Der Franzose Alphonse Cerf schildert seine Erlebnisse im kleinen lothringischen Weiler Niederwiese. „Schon 1932 hörte man viel von Hitler, das Geschrei, ,es wird wahrscheinlich bald Krieg geben‘.“ Er habe zwar acht Jahre Französisch in der Schule gelernt, aber zu Hause den hiesigen deutschen Dialekt gesprochen. „In diesem Dörfchen lebte seit 300 Jahren die jüdische und katholische Gemeinde friedlich zusammen.“ Mit der Fertigstellung der Befestigung, der Maginot-Linie, werden die Franzosen zu den Waffen gerufen und die Bewohner an der Linie evakuiert.

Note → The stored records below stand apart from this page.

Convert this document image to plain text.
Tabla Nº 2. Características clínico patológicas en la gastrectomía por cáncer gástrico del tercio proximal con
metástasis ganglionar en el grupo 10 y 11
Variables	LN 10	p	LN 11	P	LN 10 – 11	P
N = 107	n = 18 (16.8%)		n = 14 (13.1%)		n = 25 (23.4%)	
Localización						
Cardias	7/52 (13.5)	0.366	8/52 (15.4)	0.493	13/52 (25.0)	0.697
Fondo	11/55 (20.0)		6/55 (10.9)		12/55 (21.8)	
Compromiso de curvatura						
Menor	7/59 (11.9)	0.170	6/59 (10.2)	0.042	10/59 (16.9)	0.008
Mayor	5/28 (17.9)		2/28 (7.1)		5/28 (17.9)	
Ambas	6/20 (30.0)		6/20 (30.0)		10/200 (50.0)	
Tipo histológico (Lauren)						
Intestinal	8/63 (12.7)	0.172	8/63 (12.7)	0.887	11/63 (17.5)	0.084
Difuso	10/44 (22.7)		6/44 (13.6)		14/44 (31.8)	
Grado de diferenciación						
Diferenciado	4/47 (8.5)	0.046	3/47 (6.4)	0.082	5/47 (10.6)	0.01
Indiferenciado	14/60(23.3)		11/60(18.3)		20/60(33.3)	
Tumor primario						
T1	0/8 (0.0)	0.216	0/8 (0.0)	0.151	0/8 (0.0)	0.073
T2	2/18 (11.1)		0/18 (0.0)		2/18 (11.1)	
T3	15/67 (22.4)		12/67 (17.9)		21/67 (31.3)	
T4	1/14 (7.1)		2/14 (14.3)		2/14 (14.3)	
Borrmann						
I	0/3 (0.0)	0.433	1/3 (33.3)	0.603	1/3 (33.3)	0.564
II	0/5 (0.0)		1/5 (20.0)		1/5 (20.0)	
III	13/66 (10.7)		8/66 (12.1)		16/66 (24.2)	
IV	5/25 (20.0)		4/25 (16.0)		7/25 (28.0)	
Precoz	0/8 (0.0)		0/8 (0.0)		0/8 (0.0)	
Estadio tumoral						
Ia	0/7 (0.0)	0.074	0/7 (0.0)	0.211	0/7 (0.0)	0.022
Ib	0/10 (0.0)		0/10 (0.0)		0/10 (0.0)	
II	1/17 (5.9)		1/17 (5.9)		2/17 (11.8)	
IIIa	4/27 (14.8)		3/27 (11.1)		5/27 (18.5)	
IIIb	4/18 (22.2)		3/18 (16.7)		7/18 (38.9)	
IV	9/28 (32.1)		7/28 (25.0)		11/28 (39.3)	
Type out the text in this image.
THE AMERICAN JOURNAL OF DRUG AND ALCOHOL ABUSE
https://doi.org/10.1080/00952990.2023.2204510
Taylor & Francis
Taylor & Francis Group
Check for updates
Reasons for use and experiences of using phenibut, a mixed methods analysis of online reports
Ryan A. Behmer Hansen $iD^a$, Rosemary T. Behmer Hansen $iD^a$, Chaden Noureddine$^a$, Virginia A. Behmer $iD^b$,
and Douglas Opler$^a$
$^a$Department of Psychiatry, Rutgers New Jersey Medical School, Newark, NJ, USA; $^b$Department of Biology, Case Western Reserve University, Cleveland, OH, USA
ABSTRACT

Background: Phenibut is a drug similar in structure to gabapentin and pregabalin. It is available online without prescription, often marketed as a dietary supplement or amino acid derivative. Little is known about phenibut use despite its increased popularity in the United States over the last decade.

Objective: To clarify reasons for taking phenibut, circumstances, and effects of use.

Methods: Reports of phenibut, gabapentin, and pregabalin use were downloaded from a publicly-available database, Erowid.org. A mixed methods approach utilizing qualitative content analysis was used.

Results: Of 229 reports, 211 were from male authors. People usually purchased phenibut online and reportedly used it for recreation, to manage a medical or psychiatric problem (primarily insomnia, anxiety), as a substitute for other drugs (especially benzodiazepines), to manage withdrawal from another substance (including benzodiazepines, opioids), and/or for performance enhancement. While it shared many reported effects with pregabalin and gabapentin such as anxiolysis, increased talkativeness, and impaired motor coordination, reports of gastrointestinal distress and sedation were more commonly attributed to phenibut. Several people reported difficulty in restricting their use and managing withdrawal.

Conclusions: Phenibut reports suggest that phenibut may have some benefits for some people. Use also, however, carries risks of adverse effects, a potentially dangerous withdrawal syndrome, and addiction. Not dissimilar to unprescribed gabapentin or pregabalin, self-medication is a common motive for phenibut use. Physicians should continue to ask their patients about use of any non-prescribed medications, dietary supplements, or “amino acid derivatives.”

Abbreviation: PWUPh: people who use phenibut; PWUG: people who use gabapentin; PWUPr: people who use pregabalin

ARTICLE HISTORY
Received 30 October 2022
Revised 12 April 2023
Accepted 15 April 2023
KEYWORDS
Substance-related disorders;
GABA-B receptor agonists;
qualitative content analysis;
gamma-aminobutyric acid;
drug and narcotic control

Auch die Familie Cerf, die 1942 das Milchgeschäft schließen muss. Er erinnert sich noch an das gegrölte Nazi-Lied: „Krumme Juden zieh‘n dahin, daher; sie ziehen durch das rote Meer, die Wellen schlagen zu und die Welt hat Ruh!“
Norman Zysblat überlebt das deutsche Mörder-Regime in England: „Meine Wurzeln sind deutsch, ich bin die erste Generation in Großbritannien.“ Er erzählt von der Blütezeit jüdischen Lebens während der Weimarer Republik in Leipzig. „1938 trieben die Nazis die Juden zusammen und nach Polen.“ Seine Familie habe es geschafft, nach London zu entkommen. Die Großmutter aber bleibt in Warschau: „Als sie von den Kindertransporten hörte, schaffte es sie es, ihre drei Töchter zurück nach Leipzig zu schicken und ihnen Tickets für den Zug nach London zu verschaffen.“ 10.000 jüdische Mädchen und Jungen entkommen so dem Nazi-Terror und finden in Pflegefamilien ein neues Zuhause. „Selbstverständlich wollte ich auch am zionistischen Traum teilzunehmen“, sagt Zysblat, „und wurde nicht enttäuscht.“ Wie in einer guten Oper, sei man heute erst bei der Ouvertüre. „Trotz aller Probleme in einem Land, das vor 60 Jahren von fünf Ländern angegriffen wurde, sich selbst verteidigte und Flüchtlinge aufnahm, ist Israel heute stärker als je zuvor.“ Die Israelis seien immer bereit gewesen, ein Abkommen mit den Arabern zu schließen: „Sie sind nicht bereit, uns hier zu akzeptieren.“
Mordechai Segal erinnert an seine Familiengeschichte: „Meine Eltern hatten eine Kaffeerösterei in der Berliner Kochstraße.“ Als sich die Lage in Nazi-Deutschland zuspitzt, warten die Segals angespannt auf Ausreisepapiere für Palästina. Weil die nicht kommen, versuchen sie nach Polen zurückzukehren, wo man die Einreise verweigert. Ende Oktober 1938 werden dann polnische Juden gewaltsam nach Polen ausgewiesen. „Darunter auch die Familie von Herschel Feibel Grynszpan.“ Dessen Schwester Berta habe ihm nach Paris geschrieben: „Hilf uns, wir haben nichts zum Essen und Trinken.“ Aus Wut und Verzweiflung erschießt er am 7. November 1938 in Paris den deutschen Diplomaten Ernst vom Rath. Der Startschuss für die vom NS-Regime ausgerufene „Reichskristallnacht“.